PegIFNα-2a was associated with a higher SVR rate than PegIFNα-2b (65.3 vs. 51.0%, P = 0.039). PegIFNα-2a and SNPs near IL28B independently predicted SVR (odds ratio 2.36; 95% confidence interval [CI] 1.19-15.50, and odds ratio 7.31; 95% CI 3.45-4.68, respectively) in logistic regression analysis. PegIFNα-2a was more effective than PegIFNα-2b (81.8 vs. 62.7%, P = 0.014) in IL28B TT genotype patients, despite similarly low SVR rates in patients with TG or GG genotypes (36.4 vs. 35.9%). Patients weighing <60 kg, women, and patients aged >60 years had significantly higher SVR rates with PegIFNα-2a than with PegIFNα-2b (63.9, 61.3, and 67.3% vs. 43.8, 43.3,and 39.2%, respectively).

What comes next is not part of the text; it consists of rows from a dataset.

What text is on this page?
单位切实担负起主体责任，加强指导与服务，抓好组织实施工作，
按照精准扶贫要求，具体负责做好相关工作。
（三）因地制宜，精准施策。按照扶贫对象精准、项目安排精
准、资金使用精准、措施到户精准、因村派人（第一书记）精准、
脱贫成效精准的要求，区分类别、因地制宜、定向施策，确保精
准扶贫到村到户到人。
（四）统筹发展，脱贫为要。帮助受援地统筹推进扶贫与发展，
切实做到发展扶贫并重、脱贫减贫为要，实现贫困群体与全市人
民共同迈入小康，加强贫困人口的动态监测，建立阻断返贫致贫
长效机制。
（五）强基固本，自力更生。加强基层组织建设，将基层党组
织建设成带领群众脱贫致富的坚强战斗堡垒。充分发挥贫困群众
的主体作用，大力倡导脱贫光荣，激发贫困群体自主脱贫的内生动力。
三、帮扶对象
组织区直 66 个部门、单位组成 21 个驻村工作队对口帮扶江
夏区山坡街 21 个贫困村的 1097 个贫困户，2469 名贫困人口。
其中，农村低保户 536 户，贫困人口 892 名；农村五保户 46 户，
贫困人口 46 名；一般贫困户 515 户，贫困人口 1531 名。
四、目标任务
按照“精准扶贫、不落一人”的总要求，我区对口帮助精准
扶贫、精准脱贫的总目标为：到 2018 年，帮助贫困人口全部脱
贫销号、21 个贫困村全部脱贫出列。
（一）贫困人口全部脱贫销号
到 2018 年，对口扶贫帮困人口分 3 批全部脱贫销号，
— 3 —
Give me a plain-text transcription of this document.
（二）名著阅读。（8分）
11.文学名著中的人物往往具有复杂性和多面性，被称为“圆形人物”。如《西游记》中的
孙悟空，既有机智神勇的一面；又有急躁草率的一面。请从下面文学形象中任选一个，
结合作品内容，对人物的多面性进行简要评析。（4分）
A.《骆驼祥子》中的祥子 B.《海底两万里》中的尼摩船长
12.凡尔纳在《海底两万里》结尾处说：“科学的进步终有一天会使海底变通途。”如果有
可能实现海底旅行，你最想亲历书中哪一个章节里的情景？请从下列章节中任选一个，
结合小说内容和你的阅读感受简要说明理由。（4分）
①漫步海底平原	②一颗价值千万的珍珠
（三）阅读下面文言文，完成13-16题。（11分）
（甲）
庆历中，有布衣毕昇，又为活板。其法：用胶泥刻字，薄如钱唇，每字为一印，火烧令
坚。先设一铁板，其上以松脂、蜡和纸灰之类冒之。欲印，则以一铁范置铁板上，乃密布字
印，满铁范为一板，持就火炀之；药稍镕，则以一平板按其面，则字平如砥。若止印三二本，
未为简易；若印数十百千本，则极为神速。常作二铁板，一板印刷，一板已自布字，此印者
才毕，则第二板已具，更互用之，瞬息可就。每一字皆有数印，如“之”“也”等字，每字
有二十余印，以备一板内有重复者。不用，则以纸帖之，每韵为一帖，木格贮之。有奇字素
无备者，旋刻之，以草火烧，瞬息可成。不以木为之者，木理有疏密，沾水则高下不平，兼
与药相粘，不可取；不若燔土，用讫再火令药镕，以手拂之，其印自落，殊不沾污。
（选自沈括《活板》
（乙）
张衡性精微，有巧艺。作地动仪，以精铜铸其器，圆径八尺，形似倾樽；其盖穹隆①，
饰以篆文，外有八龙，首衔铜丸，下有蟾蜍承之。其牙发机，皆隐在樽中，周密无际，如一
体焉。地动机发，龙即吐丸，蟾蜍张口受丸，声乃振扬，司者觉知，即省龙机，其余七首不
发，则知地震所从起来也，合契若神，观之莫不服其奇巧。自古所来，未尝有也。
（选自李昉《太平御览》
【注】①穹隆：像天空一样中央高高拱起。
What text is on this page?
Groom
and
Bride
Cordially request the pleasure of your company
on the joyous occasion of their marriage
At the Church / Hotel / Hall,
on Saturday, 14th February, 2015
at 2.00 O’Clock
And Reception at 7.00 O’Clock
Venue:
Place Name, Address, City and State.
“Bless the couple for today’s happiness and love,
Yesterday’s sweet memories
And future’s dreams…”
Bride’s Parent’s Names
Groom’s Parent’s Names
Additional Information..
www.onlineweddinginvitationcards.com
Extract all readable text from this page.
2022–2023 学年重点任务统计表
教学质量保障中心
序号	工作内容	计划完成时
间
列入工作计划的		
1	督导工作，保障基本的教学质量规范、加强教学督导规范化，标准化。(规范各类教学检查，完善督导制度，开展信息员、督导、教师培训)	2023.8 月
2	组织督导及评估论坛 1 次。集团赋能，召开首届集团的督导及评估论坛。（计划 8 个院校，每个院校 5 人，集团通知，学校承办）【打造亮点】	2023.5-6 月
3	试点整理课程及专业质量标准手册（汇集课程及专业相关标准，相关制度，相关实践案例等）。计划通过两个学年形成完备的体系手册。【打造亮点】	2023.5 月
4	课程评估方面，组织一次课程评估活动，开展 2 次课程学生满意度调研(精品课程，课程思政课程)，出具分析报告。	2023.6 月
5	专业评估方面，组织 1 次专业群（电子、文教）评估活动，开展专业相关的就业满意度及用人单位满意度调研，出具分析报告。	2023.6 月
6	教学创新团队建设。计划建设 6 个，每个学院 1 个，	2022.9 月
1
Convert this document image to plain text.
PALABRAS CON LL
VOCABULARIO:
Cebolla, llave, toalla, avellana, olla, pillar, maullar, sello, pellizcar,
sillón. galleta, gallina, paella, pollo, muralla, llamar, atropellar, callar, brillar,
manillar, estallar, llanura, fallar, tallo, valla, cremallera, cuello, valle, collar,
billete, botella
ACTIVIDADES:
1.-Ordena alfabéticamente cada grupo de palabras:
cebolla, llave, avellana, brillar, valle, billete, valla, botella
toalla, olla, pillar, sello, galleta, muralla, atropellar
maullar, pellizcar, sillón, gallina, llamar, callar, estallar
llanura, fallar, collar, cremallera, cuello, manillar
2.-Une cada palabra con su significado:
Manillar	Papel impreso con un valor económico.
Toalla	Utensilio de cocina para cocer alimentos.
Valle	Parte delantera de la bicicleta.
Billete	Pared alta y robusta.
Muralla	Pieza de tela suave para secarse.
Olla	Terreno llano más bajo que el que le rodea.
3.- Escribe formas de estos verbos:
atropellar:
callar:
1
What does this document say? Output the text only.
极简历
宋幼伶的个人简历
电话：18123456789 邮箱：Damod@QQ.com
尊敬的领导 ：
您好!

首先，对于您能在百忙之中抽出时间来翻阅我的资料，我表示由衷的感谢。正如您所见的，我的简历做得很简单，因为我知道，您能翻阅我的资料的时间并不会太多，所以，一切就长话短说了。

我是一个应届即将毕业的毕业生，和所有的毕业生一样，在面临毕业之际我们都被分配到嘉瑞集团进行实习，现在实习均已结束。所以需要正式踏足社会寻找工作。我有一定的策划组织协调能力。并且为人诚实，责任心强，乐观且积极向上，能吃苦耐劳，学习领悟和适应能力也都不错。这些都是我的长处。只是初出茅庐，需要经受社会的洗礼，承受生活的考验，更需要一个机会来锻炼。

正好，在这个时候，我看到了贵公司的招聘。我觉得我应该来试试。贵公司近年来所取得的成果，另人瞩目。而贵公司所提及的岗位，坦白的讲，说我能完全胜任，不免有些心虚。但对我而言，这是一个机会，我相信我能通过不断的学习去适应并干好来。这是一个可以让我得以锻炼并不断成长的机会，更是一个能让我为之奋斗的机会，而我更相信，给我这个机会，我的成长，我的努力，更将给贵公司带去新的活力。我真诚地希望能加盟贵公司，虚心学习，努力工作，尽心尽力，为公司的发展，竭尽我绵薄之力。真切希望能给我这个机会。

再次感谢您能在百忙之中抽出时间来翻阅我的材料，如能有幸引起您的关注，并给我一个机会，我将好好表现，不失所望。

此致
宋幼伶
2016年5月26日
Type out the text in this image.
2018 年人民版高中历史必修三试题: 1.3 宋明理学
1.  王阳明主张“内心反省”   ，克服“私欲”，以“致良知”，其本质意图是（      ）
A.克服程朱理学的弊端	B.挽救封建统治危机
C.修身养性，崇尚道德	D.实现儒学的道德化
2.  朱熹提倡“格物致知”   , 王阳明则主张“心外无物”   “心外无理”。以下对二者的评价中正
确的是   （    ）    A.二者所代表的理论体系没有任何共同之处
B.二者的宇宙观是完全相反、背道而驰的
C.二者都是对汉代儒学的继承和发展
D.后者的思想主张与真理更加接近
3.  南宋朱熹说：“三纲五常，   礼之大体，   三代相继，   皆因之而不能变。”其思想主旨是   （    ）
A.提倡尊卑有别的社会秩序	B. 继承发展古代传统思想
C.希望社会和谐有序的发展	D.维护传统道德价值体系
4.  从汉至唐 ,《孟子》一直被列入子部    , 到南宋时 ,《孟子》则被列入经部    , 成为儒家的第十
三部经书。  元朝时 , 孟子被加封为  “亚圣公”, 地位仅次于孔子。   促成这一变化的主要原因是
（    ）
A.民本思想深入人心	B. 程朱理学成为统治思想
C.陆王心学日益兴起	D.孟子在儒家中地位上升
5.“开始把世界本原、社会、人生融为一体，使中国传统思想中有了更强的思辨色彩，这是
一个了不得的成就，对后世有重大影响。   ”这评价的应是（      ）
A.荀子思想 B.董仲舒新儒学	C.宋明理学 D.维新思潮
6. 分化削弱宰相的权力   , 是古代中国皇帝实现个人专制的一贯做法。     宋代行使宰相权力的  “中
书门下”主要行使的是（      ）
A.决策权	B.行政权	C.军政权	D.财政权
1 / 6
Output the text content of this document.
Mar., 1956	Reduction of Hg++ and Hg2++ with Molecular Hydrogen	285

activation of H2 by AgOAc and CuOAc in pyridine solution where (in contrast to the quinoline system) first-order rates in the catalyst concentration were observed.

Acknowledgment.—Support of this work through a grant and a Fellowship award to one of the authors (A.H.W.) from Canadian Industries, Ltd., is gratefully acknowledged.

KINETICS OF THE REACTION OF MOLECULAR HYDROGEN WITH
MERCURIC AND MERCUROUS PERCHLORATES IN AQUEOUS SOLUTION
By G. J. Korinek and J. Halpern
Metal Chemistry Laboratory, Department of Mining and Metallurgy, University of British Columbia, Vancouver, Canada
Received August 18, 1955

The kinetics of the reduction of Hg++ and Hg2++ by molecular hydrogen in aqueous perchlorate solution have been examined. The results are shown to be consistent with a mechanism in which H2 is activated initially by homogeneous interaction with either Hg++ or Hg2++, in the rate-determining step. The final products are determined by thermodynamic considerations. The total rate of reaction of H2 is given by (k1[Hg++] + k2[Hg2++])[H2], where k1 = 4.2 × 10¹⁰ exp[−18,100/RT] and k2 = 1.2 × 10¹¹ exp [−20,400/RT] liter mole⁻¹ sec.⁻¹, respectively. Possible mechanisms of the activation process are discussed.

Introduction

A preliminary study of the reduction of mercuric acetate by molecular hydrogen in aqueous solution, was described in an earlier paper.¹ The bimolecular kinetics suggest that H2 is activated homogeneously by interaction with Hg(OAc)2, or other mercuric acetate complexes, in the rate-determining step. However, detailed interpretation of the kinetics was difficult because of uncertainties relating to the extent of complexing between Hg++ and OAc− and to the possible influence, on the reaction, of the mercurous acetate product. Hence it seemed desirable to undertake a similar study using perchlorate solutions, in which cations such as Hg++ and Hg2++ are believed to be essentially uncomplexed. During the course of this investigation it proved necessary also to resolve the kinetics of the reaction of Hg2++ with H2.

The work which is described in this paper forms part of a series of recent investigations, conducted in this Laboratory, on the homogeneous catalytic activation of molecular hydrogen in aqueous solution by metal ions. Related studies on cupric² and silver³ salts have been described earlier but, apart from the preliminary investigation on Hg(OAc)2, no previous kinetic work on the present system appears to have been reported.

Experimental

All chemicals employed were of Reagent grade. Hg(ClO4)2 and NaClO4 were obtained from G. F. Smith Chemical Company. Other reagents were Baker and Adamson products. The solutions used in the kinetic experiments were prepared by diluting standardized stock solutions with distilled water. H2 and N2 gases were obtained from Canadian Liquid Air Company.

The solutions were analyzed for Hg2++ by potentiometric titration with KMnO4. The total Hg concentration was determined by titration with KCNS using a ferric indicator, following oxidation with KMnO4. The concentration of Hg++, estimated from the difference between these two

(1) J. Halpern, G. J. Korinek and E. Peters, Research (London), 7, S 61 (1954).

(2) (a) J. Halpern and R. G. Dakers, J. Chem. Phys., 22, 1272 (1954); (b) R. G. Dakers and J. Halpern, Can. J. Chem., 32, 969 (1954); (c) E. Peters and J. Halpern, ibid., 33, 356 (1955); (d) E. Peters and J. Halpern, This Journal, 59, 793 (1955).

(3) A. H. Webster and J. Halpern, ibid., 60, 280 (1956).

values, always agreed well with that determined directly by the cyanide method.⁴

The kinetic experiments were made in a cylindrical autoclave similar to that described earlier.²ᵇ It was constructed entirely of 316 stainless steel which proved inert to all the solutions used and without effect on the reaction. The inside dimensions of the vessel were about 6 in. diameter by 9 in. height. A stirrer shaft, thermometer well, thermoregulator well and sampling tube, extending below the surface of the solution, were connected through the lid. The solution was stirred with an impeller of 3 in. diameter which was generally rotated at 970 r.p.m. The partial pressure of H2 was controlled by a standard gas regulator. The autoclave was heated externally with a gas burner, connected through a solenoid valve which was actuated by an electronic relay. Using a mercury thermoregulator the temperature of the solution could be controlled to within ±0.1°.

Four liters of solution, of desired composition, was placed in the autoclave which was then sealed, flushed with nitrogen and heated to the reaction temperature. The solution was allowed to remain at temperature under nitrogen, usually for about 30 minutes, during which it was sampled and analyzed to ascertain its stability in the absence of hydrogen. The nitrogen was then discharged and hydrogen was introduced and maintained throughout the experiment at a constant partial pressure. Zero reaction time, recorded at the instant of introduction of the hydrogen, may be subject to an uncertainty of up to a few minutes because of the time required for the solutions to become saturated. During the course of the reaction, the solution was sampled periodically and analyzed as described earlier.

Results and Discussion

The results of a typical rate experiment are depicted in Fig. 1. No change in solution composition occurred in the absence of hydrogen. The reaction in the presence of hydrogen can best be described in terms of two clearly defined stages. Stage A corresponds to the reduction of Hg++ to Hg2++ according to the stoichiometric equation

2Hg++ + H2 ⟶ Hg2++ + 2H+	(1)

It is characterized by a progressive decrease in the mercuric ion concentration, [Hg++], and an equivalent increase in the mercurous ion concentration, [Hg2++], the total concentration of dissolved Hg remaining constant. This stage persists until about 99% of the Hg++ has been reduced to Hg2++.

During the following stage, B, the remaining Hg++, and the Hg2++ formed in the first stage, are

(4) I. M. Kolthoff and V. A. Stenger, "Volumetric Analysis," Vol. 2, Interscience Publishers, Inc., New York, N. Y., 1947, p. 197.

PegIFNα-2a plus ribavirin resulted in higher SVR rates than PegIFNα-2b plus ribavirin in Japanese patients. PegIFNα-2a-based treatment should therefore be the preferred choice for women, older or low-weight patients, and those with the IL28B TT genotype.
聚乙二醇干扰素(PegIFN)联合利巴韦林是慢性丙型肝炎基因型 1 患者的标准治疗方法。虽然几项随机临床试验比较了 PegIFNα-2a 与 PegIFNα-2b,但这两种方案并未在亚洲患者中进行直接比较。因此,我们比较了这两种药物在日本患者中的安全性和抗病毒疗效。
共纳入 201 例 PegIFN 初治的慢性丙型肝炎患者,随机分为每周一次 PegIFNα-2a(180μg)或 PegIFNα-2b(60-150μg)联合利巴韦林组。我们比较了两种方案的持续病毒学应答(SVR)率,并分析了它们与基线特征(包括白细胞介素 28B(IL28B)基因附近的单核苷酸多态性(SNP))之间的关系。
PegIFNα-2a 方案的 SVR 率高于 PegIFNα-2b 方案(65.3% vs. 51.0%,P=0.039)。PegIFNα-2a 和 IL28B 附近的 SNP 独立预测 SVR(优势比 2.36;95%置信区间[CI] 1.19-15.50 和优势比 7.31;95%CI 3.45-4.68)。在 logistic 回归分析中。IL28B TT 基因型患者中,PegIFNα-2a 比 PegIFNα-2b 更有效(81.8% vs. 62.7%,P=0.014),而 TG 或 GG 基因型患者的 SVR 率相似(36.4% vs. 35.9%)。体重<60kg、女性和年龄>60 岁的患者接受 PegIFNα-2a 治疗的 SVR 率明显高于接受 PegIFNα-2b 治疗的患者(63.9%、61.3%和 67.3% vs. 43.8%、43.3%和 39.2%)。
与 PegIFNα-2b 联合利巴韦林相比,PegIFNα-2a 联合利巴韦林在日本患者中可获得更高的 SVR 率。因此,对于女性、年龄较大或体重较轻的患者,以及 IL28B TT 基因型患者,应首选 PegIFNα-2a 治疗。